The Napkin Sketch

How Wal-Mart, Microsoft, and others are using the power of images to digest complex ideas.

The Napkin Sketch
Napkin Sketch | Matthew Mahon Napkin Sketch | Matthew Mahon

You ought to be in pictures. No, really. Companies are increasingly using simple pictures to distill complicated concepts into easily shared, easily remembered nuggets. “Graphic expression and visual thinking are a central part of human cognition,” says Neil Cohn, a researcher in cognitive psychology and linguistics at Tufts University. These ideas are spreading from how companies sell what they do — as in UPS’s “Whiteboard” ad campaign, featuring its agency’s creative director sketching out what brown can do for you — to plotting strategy. For example, Mark Zuckerberg has said that Facebook is based on the “social graph,” a visual model of how people interact.


“Between information overload, globalization, and the sheer complexity of modern business, we’ve got to be more visual and less language dependent in communicating ideas,” says Dan Roam, a visual consultant who advises major organizations such as eBay, Wells Fargo, and the U.S. Navy. (His book about how to use pen-and-paper sketches to your benefit, The Back of the Napkin: Solving Problems and Selling Ideas with Pictures, was published in March.) Flip the page for four instances in which Roam’s clients forced their thoughts into pictures with great success.

Infosys Consulting

The basic Infosys business model is simple. Bring work to the workers, instead of bringing workers to the work. But the company’s communications were arcane. “We were guilty of death by PowerPoint,” says CEO Stephen Pratt. “We struggled to get our messages through.” So Infosys launched a program called “Perfect Pitch,” aimed at simplifying presentations, both internally and to the outside world. It worked. “Our people are much more effective now,” Pratt says. A before-and-after sketch of the contrast between the classic world economy and the Infosys system has been especially handy. (That’s the “after” at right.) Pratt found himself using the sketch at the World Economic Forum in Davos, Switzerland, this year to help explain what the company does and how it works, instantly.

Peet’s Coffee & Tea

About a year ago, the leadership at Peet’s found itself facing a challenge: how to communicate its new vision, mission, and values to 3,500 employees. Unless workers bought into the “serve, manage, develop, inspire” concept, the plan would flop. “The task was to make this seemingly heady concept simple and fun,” CEO Pat O’Dea says. “Everything we do in our store fits into one of our four tenets, and if people understand that, when we bring those four together we’re creating fanatical customers.” O’Dea wanted a visual guide that could be distributed to all the stores and throughout the company to get everyone from the guy cleaning the bathrooms to the execs back at headquarters on the same page. (See a simplified version at left.) “When we introduced it,” O’Dea says, “it was like lightbulbs went off for people.” In fact, he says many managers pull it out during job interviews to show candidates what they’re signing up for: to be recruiters of “Peet’s fanatics,” not simply coffeemakers.

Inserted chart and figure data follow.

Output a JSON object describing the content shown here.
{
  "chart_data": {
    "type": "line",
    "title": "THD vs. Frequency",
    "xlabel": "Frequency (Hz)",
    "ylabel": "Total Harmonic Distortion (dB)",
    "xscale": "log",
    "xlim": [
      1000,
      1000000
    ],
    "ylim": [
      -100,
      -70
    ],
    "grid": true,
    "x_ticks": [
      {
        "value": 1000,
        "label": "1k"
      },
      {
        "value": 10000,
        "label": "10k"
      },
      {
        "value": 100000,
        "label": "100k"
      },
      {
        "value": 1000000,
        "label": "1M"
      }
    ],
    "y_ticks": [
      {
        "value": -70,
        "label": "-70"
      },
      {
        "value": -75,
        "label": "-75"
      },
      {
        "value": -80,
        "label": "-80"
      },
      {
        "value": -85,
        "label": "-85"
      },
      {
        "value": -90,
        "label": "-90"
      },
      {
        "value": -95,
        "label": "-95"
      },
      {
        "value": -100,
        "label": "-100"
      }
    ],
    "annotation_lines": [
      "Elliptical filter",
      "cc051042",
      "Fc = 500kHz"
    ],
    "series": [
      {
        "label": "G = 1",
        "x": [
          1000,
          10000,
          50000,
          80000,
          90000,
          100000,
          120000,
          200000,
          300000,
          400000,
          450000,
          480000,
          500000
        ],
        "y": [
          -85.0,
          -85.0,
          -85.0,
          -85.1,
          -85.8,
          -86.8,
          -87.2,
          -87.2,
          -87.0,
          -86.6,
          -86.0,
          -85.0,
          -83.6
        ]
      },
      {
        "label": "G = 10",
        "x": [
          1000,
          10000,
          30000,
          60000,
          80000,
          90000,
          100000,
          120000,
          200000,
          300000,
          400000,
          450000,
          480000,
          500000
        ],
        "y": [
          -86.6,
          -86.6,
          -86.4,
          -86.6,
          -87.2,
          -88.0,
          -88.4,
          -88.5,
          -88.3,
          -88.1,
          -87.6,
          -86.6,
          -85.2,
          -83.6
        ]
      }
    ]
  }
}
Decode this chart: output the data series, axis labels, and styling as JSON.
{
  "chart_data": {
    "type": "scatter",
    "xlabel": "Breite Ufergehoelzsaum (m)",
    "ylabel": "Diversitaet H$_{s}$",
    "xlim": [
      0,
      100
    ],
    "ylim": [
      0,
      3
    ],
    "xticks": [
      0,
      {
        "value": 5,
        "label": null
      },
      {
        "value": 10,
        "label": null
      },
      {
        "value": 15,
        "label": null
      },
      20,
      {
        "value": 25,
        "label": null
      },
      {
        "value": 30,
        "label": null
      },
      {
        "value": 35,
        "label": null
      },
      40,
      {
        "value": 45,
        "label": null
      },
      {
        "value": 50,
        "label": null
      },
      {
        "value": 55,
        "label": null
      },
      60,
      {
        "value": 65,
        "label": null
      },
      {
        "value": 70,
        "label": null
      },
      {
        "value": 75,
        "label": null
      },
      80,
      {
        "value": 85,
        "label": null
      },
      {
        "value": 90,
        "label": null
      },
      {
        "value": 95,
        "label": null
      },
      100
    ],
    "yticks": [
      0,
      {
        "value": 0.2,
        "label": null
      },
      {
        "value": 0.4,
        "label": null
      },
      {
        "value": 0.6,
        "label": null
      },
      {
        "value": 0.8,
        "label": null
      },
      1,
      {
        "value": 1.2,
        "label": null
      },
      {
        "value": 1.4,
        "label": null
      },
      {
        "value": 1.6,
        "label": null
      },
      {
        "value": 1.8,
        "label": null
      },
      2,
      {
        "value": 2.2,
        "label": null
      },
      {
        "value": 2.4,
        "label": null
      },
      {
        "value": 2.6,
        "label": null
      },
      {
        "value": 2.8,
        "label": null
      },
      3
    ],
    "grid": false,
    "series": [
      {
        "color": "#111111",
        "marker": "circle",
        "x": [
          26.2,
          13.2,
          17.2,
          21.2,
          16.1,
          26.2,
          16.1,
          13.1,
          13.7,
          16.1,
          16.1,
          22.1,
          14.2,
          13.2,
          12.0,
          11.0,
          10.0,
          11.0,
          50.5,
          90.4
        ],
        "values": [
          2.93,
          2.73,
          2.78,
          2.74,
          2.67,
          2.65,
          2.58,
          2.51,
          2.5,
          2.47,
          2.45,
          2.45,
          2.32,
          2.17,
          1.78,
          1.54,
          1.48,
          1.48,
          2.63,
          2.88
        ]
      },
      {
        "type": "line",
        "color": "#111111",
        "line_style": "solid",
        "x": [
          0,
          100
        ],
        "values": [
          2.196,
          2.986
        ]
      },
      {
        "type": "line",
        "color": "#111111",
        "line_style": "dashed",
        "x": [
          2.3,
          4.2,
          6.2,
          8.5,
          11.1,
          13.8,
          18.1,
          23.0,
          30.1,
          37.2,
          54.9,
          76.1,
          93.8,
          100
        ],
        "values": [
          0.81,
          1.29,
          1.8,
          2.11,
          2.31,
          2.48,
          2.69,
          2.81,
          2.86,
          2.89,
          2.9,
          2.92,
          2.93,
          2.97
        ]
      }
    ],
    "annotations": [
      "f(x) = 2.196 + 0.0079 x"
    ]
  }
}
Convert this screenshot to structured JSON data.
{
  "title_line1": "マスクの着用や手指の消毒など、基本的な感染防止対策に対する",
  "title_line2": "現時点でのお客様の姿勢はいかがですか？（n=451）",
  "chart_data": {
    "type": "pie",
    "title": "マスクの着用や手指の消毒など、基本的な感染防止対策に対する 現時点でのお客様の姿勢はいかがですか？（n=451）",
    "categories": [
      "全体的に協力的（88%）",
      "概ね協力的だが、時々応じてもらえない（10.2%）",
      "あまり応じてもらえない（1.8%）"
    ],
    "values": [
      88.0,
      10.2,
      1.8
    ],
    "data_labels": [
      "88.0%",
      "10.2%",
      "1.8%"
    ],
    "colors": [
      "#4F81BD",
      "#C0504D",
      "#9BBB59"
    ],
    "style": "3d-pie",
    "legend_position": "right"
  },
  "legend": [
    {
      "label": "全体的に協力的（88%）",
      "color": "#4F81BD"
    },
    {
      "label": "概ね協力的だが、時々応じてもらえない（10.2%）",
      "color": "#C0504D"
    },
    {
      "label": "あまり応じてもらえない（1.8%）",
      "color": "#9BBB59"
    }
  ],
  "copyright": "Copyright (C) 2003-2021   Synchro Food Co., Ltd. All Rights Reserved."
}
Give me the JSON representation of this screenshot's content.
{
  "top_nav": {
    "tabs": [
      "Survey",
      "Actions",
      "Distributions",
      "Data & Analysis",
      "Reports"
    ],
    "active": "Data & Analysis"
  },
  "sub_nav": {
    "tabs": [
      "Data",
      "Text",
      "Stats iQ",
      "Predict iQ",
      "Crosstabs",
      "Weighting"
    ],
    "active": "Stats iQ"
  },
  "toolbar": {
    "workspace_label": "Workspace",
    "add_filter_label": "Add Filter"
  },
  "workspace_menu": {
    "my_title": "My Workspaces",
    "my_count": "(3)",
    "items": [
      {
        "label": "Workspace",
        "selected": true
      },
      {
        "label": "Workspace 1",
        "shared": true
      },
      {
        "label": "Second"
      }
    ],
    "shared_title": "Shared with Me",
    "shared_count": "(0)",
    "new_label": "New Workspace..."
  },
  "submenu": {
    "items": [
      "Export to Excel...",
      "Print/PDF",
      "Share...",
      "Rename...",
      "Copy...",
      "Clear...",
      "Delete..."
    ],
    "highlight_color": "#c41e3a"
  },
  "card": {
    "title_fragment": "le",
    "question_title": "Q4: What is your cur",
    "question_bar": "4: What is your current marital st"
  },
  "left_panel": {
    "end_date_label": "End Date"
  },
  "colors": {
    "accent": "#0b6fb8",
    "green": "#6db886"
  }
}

“You take just about anything we deal with related to sustainability,” says Andy Ruben, VP of private brand strategy at Walmart and the former VP of corporate strategy and sustainability, “and it touches hundreds of other things.” As the retail behemoth ramped up the PR around its sustainability initiative, the team needed a way to let the public know how Wal-Mart is paying attention to environmental issues. “As we’ve made moves, there have been intended consequences — such as saving energy — and unintended, both positive and negative,” he says. Visually representing the complex ideas helped clarify the trade-offs. The team started with sketches showing aspects of the supply chain alongside the sustainability goals for each. (Pictured here are drafts of four parts of the chain — see the rest at The sketches were then turned into computer-generated illustrations for the Web site.


When Microsoft CFO Chris Liddell realized that the financial reports he received internally were hard to reconcile, he set out to streamline the software giant’s incredibly complex system. But first Microsoft needed to understand the connections within. So a team developed a series of sketches that explored how information was disseminated, then suggested smoother systems. (At right is a representation of the vicious cycle the team was trying to break and how it did so.) The final prototypes depict a financial dashboard that gives the CFO what he needs in a single view. “One thing that blew me away was that there’s some emotional connection with hand-drawn things,” says Joel Creekmore, Microsoft’s finance group manager. “You wouldn’t have the same connection to it if I did it on the computer with very, very straight lines.” Quite an admission from Visio’s creators.